The paradox is likely to be at the heart of the annual labour negotiations set to begin next week. Labour leaders have been stressing that executives don’t practice what they preach, and have been accused of hyprocrisy. The government has been accused of such, too, since all top politicians and Members of Parliament now earn well over NOK 1 million a year and the state treasury itself has never taken in so much tax revenue, or seen more oil and gas revenue deposited into Norway’s huge sovereign wealth fund.

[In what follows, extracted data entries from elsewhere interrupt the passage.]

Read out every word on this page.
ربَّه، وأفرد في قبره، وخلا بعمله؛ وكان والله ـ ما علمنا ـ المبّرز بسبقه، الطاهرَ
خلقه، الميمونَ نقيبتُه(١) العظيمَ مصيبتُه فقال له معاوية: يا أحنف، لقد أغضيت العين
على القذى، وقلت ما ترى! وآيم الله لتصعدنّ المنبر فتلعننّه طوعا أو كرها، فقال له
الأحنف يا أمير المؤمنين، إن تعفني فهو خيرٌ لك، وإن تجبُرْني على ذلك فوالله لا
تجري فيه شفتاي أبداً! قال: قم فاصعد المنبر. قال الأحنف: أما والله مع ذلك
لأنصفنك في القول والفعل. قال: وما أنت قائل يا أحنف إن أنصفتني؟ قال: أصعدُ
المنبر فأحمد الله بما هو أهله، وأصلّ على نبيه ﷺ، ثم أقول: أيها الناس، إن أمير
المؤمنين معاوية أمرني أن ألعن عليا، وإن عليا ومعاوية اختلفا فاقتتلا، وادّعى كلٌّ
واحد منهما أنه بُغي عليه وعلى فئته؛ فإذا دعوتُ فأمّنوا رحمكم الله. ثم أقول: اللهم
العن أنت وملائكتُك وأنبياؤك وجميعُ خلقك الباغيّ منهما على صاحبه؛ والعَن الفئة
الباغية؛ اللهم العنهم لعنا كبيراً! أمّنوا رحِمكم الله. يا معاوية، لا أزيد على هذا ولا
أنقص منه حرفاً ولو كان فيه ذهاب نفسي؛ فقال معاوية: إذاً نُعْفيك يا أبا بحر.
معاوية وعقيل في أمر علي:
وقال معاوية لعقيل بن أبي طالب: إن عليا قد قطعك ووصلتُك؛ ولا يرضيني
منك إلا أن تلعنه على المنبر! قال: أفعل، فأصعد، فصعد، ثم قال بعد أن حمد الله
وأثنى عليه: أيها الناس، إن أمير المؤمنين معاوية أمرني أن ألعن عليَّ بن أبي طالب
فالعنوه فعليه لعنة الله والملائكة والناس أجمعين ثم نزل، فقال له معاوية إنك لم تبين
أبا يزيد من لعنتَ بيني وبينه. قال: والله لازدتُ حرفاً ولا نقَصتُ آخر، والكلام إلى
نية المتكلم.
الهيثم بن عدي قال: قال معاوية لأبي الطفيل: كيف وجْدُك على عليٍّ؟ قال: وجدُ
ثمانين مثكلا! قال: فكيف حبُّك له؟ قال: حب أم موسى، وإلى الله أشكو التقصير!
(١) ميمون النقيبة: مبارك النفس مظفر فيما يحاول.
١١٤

It’s led to complaints, not only from union leaders but from voters. Recent public opinion polls show the current Labour Party-led government with record low support. At least one Member of Parliament, Truls Vasvik, has also called upon DNB especially, to have some sympathy for customers suddenly struggling to make ends meet: “Food prices, electricity bills, fuel costs, interest rates, all prices and costs are rising,” Vasvik wrote in a recent commentary in DN. “It’s left families and businesses with less money, while we see DNB celebrating record results of NOK 10 billion in the last quarter alone. It’s good that we have a bank that’s solid, but these are special times. No one should raise their rates or prices more than necessary. DNB’s profits suggest there’s potential for the bank to take on a bit more social responsibility.”

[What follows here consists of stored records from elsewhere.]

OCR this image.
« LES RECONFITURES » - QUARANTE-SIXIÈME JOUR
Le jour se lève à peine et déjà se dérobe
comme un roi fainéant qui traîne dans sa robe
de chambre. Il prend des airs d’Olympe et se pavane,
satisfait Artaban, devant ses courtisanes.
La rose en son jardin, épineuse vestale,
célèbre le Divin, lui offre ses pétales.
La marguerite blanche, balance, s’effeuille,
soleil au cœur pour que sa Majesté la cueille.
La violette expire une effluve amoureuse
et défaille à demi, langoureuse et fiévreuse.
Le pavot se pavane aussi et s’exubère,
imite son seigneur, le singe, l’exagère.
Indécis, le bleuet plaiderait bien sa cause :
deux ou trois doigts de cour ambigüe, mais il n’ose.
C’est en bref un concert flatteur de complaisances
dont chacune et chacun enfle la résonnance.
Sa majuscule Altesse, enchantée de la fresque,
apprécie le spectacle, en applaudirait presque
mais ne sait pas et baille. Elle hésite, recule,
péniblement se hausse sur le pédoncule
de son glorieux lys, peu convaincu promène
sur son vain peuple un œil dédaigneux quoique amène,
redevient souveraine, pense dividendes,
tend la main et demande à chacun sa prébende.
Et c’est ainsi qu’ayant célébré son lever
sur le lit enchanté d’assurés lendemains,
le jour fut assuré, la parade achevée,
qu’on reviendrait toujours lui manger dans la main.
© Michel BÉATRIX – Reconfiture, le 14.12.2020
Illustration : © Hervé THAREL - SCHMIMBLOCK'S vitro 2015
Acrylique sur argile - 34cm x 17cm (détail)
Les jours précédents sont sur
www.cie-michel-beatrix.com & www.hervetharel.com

Norway has long prided itself as a country with relatively few social differences and a strong social welfare state. Wealth from Norway’s offshore oil and gas fields has been trickling down into society for more than 50 years, but now its distribution is being questioned. While teachers and nurses have been denied pay raise requests and utlility bills have tripled or quadrupled, there’s growing resentment over how the state itself and top executives of state-owned companies are earning so well. Criticism is also rising over how the government hasn’t used its ownership muscle to demand cuts in executive pay and especially bonuses.
The issue is likely to come to a head starting next week, when wage talks get underway. Labour organizations have already been accusing executives and the boards of directors backing them of being “tone deaf” and totally out of step with the rank and file. There’s a long history of trouble in trying to control executive pay, however, and government officials have been reluctant or unable to convince the boards they appoint that high executive pay, big bonuses and generous pension plans can be a liability in a social welfare state. Company officials routinely respond that they need to remain competitive in the job market, and stress that executive pay in Norway remains lower than in many other countries such as the US and UK.
“They just don’t give a damn,” wrote political commentator Lars West Johnsen in Dagsavisen on Friday. “They don’t care about what’s morally correct in an historic time of crisis. They don’t care about the signals they’re sending. ‘Moderation’ is plain and simple a foreign word in Norwegian boardrooms.”